Kedua, dominasi selalu muncul dalam bentuk kebudayaan. Sialnya, kebudayan ini bersifat produktif, dimana kita dengan suka rela memberikan persetujuan untuk dikelola dan dimanfaatkan.

Pada kisah hidup saya, saya merasakan kebudayaan, pasca 1965, dalam arti pengetahuan bisa sedemikian rupa diterima secara masif tanpa ada perlawanan sedikit pun, tanpa ada orang mempertanyakan sedikit pun secara kritis.

Hal ini tentu saja tidak mengherankan, karena secara organik kita dilepaskan dari sumber-sumber pengetahuan yang mampu menilai masalah bukan hanya pada level subjek atau agensi, tapi lebih jauh melihat struktur dominan yang mengakibatkan kerentanan. Saya sendiri baru bisa membaca buku-buku Pramoedya Ananta Toer di tahun 2006 ketika saya kelas 1 SMA. 
Buku-buku Pram pernah dilarang beredar oleh pemerintah Orde Baru karena isinya yang menantang narasi dominan tentang peristiwa 1965. Bahkan setelah Orde Baru tumbang, mendapatkan buku Pram bukan perkara gampang. Saya sampai mencari bukunya di pasar buku bekas di Kwitang, Jakarta Pusat.
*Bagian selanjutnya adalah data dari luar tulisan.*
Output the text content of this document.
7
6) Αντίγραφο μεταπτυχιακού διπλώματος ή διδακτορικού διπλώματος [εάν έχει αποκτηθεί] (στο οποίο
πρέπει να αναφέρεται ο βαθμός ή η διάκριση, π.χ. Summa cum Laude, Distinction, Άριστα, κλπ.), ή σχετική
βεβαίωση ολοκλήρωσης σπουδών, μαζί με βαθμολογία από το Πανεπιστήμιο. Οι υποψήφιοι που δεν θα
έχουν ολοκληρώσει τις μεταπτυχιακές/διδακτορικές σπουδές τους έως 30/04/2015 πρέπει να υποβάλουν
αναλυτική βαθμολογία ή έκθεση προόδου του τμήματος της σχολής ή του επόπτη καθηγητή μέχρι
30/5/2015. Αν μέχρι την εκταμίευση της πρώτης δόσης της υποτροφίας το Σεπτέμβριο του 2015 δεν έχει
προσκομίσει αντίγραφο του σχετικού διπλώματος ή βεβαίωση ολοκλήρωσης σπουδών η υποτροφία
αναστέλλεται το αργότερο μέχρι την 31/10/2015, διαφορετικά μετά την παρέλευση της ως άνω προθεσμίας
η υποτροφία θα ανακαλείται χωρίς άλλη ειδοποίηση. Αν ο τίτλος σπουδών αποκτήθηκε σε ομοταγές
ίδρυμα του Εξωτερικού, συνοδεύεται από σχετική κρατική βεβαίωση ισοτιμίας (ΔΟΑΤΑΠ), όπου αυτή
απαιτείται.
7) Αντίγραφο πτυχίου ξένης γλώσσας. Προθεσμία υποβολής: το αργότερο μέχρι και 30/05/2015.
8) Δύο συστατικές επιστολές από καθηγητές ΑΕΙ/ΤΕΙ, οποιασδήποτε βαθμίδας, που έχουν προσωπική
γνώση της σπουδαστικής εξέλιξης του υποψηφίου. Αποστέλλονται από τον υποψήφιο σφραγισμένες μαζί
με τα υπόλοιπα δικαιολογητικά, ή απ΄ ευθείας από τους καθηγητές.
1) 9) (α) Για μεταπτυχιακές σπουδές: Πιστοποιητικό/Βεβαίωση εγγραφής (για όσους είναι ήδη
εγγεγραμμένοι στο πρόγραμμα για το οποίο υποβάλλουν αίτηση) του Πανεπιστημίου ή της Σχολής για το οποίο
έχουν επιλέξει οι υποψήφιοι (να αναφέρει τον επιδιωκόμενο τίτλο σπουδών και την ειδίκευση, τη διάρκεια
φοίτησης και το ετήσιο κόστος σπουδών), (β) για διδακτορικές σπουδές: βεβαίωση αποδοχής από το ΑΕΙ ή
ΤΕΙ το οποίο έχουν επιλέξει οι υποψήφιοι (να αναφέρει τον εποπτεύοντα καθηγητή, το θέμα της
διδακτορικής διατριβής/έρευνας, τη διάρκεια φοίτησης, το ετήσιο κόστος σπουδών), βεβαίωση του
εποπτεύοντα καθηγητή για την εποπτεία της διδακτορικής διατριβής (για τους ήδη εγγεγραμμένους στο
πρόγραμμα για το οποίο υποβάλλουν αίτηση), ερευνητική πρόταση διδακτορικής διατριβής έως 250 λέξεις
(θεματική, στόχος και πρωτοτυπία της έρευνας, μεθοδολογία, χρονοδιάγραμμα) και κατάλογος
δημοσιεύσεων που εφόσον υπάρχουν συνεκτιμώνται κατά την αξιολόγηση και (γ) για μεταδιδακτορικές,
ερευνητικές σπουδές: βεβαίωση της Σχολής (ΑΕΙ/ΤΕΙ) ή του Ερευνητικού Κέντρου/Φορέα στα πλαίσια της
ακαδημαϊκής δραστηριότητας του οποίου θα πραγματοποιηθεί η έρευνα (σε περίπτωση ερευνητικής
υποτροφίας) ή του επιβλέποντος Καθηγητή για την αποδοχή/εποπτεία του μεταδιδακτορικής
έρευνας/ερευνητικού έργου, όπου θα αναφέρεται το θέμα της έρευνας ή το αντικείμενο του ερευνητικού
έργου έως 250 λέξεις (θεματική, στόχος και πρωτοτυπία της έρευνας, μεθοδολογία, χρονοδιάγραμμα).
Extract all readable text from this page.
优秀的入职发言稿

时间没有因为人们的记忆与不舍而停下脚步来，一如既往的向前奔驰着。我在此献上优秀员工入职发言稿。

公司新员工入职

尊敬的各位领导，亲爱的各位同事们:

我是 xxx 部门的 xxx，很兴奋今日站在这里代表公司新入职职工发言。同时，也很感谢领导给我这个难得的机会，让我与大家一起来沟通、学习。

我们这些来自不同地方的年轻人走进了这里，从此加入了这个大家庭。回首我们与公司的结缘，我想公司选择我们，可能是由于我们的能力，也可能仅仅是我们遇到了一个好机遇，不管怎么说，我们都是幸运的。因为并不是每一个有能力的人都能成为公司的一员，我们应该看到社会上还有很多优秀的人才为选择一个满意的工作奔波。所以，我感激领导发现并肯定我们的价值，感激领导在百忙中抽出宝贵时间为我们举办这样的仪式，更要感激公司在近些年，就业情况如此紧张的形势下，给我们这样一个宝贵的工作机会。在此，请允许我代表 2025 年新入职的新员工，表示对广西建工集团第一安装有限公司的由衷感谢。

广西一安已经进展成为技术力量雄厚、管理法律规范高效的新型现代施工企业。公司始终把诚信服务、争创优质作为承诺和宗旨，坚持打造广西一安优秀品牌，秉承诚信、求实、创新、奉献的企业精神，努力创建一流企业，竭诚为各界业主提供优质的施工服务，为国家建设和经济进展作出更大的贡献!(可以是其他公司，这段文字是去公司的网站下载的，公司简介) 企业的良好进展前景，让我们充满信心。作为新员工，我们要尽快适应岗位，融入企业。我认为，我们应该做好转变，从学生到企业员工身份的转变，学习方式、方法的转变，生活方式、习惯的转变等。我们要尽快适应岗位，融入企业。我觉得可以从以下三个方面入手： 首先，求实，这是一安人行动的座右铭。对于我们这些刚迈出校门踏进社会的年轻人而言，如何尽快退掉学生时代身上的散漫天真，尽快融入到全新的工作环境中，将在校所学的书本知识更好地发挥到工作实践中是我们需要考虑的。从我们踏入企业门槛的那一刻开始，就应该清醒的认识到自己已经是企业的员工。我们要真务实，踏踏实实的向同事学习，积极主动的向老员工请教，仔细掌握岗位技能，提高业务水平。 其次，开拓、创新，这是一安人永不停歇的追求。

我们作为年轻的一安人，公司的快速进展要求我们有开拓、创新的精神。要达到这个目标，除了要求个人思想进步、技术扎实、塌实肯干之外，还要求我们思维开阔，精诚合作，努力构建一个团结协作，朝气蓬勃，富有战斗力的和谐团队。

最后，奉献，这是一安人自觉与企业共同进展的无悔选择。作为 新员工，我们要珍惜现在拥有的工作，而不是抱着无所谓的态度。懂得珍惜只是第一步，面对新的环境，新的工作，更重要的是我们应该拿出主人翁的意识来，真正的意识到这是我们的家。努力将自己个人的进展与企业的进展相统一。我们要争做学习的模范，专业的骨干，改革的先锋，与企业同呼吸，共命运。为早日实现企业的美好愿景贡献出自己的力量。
Ketiga, kebutuhan untuk mendapatkan satu identitas yang stabil selalu dilandasi oleh dua narasi utama yakni ketakutan dan kemenangan. Baik orde baru dan reformasi menyajikan narasi ketakutan dan kemenangan untuk mengonstruksikan kebenaran untuk dikonsumsi secara masif.

Peristiwa 1965 adalah representasi yang amat jelas untuk poin ini. Penguasa berhasil menyudutkan satu pihak tertentu dan membuatnya sebagai ancaman terhadap golongan lain. Di sisi lain, kemenangan satu golongan, misalnya TNI, menjadi narasi yang selalu di elu-elukan oleh masyarakat, bahkan pada saat tidurnya. Dampaknya, di negara kita jika ada satu masalah yang menyangkut ancaman hidup dan mati, jawaban akan selalu dikembalikan pada pemegang narasi kemenangan tersebut.

Saya yang sekarang adalah apel yang jatuh tidak jauh dari pohonnya, walaupun jatuhnya sedikit ke kiri.

Saya mengingat 65 dengan cara seperti ini. Dengan menolak siapa saya sebelumnya.


Saya harap Anda menemukan ingatan Anda dengan cara Anda sendiri.